Он вернулся домой слегка раздосадованный чужим богатством. Отец, наскоро расспросив его об увиденном, решил, что досада проистекает от скуки. Ясно: мальчику в музее не понравилось. Но ничего: древо культуры чаще прививают на дичок. Маня за обедом, доедая голубец, весело сказал Евграфу: «Вот ты теперь знаешь, что Пастернак – это не овощ, а писатель. Запиши в тетрадку свои впечатления, ладно?» Евграф записал. Он вел тетрадь – нечто наподобие дневника, где записи велись, правда, не по дням и даже не по темам, а по впечатлениям. Так, рядом с коротким рассказом о сооруженной над озером тарзанке мог соседствовать пассаж об интересном фильме или характеристика нового приятеля, которых у Евграфа было немало. Теперь туда он внес эссе о Пастернаке. Это диковинное слово «эссе» нравилось Евграфу. Оно отдаленно напоминало по ощущению своему бисквит. Где и когда услышал он его впервые – Евграф не помнил. Но скорее всего, от отца. Тот тоже был лингвистическим гурманом каких поискать.

Евграф Соломонович, покорно шедший вслед роящимся в голове образам, вдруг остановился и захотел вспомнить, откуда свернул на тропинку Пастернака. Но воспоминания сплетались в тугой клубок, не оставляя хвостика, за который их можно было бы распутать. Земную жизнь пройдя до половины, я оказался… он заблудился. Но нисколько по этому поводу не переживал. Блуждание заменяло ему сон и было приятным. Он снова видел Маню, мать, отца…
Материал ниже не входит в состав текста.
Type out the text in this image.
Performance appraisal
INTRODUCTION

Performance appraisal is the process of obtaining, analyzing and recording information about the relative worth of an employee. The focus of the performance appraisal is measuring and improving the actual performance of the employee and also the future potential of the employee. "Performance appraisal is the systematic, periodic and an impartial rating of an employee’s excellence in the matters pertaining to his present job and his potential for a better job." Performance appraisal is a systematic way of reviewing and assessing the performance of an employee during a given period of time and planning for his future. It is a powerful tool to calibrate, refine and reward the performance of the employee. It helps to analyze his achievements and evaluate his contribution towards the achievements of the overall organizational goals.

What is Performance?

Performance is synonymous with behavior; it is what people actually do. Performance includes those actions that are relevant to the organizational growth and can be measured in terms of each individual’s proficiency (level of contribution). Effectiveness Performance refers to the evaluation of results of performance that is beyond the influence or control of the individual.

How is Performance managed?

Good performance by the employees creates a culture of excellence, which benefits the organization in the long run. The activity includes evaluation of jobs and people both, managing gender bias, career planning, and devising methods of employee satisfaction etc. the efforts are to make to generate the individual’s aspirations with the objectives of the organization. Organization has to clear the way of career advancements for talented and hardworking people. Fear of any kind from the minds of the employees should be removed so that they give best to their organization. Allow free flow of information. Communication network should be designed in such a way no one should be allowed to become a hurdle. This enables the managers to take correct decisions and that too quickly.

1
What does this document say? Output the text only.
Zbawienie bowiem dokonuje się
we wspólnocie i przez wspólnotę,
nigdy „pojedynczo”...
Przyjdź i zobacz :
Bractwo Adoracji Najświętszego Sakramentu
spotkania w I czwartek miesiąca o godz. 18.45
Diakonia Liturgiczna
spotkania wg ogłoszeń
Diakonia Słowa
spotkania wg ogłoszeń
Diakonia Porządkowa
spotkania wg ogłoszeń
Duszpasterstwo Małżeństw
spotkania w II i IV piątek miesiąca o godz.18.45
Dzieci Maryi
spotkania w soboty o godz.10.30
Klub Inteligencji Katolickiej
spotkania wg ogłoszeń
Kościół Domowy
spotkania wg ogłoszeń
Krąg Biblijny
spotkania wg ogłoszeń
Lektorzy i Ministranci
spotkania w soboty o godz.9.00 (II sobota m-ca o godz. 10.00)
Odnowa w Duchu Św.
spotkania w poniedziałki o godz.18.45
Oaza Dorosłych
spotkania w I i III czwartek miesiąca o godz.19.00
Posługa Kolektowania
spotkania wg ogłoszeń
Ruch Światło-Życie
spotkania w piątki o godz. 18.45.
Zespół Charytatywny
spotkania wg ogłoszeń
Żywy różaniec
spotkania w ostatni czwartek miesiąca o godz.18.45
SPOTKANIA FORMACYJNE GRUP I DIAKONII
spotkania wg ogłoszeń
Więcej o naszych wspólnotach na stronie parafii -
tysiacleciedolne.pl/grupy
Незаметно для себя Евграф Соломонович забылся сном до самого утра. Около половины девятого в гостиной звонко захохотали, и он проснулся в новый день. Просыпаясь, он обыкновенно боялся встать не с той ноги в прямом смысле слова. Поэтому, прежде чем высунуть ступни из-под одеяла и спустить их на ковер, он долго лежал в постели и зевал. Зевал он звучно, с постаныванием, и каждый раз словно выражая определенное настроение. Было у него зевание-вопрос, зевание-ответ, зевание-угроза, зевание-просьба. На все случаи жизни. И вот сейчас он широко зевнул и почувствовал, как маленькая горячая бусинка слезы стекла к носу. За стеной все так же время от времени слышались взрывы хохота: один голос высокий и звонкий, как серебряный колокольчик, другой – гораздо ниже и тише. Смеялись Сашка и Артем. Это по чьей же непредусмотрительности их оставили ночевать в одной комнате? Евграф Соломонович мысленно рассердился на виновника «непредусмотрительности» и недовольно сморщил брови. Они же наверное не спали. Шептались до рассвета. Ох, дети!.. о чем они там хоть смеются? Евграф Соломонович откинул одеяло, поискал ногами тапочки, нашел, встал и прокрался к двери. Нужно было ее чуть-чуть приоткрыть, – и тогда сквозь щелку становилась видна вся гостиная. Он слегка толкнул дверь рукой и прислонился плечом к косяку.